Personal information
- Full name: Anette Hoffmann-Møberg
- Born: 5 May 1971 (age 54) Egvad, Denmark
- Nationality: Danish
- Height: 1.75 m (5 ft 9 in)
- Playing position: Left Wing

Senior clubs
- Years: Team
- 1988–1989: KIF Kolding
- 1990–1997: Viborg HK
- 1997–1998: Corteblanco Bidebieta
- 1998–2002: KIF Kolding

National team
- Years: Team / Apps / (Gls)
- 1990-2000: Denmark / 183 / (641)

Medal record
Olympic Games
| Gold medal – first place | 1996 Atlanta | Team |
| Gold medal – first place | 2000 Sydney | Team |
World Championship
| Gold medal – first place | 1997 Germany | Team |
| Silver medal – second place | 1993 Norway | Team |
| Bronze medal – third place | 1995 Austria/Hungary | Team |
European Championship
| Gold medal – first place | 1994 Germany | Team |
| Gold medal – first place | 1996 Denmark | Team |
| Silver medal – second place | 1998 Netherlands | Team |

= Anette Hoffmann =

Danish handball player (born 1971)

Anette Hoffmann (born 5 May 1971) is a Danish former team handball player, two times Olympic champion and a World champion. She won a gold medal with the Danish national team at the 1996 Summer Olympics in Atlanta. Four years later she won a gold medal with the Danish national team at the 2000 Summer Olympics in Sydney.
With 183 matches she is the 6th most capped player on the Danish Women's National Team. She also has the record for the most goals in a single match for the Danish women's national team, when she scored 19 goals against Estonia in 1991.
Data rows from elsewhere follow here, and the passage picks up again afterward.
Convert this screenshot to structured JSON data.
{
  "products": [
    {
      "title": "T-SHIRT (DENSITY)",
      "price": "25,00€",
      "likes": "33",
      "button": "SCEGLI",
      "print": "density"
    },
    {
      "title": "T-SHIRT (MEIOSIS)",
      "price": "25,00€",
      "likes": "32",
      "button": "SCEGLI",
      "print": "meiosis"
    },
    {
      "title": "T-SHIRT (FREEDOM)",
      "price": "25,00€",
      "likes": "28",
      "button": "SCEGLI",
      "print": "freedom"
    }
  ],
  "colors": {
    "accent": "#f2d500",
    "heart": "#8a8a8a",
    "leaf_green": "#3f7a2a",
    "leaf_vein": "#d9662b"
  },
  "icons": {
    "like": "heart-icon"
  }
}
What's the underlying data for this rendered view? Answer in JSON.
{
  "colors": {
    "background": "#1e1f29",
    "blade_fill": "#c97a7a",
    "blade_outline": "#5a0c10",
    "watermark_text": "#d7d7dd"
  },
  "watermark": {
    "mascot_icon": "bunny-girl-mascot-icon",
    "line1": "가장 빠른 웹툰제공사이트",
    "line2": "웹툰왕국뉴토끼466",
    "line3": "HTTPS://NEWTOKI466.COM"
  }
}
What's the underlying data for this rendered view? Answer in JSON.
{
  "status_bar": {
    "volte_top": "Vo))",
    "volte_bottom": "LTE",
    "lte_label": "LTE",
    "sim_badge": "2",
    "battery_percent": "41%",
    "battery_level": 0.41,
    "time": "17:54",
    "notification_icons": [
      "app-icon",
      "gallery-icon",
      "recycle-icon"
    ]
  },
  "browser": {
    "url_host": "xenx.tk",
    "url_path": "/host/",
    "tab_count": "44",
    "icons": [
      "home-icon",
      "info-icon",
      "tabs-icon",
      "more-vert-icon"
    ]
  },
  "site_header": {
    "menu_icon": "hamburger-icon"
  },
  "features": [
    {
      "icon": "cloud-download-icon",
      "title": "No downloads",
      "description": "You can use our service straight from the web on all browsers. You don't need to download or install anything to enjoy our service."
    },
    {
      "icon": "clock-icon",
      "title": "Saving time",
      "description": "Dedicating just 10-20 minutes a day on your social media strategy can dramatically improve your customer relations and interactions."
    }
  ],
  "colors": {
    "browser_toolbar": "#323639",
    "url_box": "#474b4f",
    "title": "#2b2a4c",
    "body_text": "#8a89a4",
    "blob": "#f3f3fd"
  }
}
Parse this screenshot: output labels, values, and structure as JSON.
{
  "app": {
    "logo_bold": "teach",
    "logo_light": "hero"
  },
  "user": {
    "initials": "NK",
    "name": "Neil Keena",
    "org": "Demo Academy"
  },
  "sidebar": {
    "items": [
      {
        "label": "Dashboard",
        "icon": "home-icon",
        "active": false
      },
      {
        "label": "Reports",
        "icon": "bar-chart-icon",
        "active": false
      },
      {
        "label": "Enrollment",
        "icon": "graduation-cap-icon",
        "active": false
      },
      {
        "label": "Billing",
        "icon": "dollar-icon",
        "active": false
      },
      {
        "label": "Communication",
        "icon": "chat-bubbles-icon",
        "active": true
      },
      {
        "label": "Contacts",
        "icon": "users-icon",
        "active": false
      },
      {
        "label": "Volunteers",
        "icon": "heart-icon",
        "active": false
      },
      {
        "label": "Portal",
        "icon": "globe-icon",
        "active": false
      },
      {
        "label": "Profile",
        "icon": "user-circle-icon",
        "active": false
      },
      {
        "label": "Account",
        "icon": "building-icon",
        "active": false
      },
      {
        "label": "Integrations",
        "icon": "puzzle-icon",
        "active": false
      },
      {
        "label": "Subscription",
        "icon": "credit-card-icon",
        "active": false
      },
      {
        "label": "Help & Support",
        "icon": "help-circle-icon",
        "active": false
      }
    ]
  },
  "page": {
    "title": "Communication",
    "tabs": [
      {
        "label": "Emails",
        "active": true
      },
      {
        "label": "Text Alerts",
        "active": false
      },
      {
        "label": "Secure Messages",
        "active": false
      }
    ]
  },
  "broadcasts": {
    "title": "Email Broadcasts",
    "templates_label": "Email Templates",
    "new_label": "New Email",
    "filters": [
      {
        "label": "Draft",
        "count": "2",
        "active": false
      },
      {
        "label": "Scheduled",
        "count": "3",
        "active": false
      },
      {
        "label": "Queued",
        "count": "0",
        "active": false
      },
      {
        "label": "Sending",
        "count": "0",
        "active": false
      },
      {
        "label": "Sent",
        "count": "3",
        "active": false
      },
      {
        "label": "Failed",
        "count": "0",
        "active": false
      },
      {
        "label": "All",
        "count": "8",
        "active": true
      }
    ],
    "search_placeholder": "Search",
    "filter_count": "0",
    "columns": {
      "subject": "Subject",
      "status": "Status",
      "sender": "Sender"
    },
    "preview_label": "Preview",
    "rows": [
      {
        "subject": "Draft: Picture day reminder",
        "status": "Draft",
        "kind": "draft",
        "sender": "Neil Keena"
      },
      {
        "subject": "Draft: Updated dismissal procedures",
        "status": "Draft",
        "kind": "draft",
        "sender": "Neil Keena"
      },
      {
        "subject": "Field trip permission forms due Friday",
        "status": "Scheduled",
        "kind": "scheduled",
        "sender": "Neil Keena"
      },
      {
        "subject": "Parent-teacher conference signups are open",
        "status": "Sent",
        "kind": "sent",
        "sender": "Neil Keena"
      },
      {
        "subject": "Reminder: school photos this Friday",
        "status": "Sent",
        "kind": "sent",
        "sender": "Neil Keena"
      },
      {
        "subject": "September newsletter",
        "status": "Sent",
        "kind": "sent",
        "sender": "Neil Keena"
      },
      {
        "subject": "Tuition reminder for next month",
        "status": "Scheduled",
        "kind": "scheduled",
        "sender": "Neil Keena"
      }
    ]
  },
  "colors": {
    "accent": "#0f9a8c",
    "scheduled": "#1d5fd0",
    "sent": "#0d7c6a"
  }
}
In the 1992-93 edition of the Danish Handball Cup she was named the MVP, when she won the title with Viborg HK. In 1994 she won the EHF Cup with Viborg, and in 1997 she was part of the Viborg team that reached the final of the 1997 Champions League, where they lost to Spanish Mar Valencia.

Anette is a mother to a son Philipp and a daughter Carolin, whom currently plays field hockey at Syracuse University.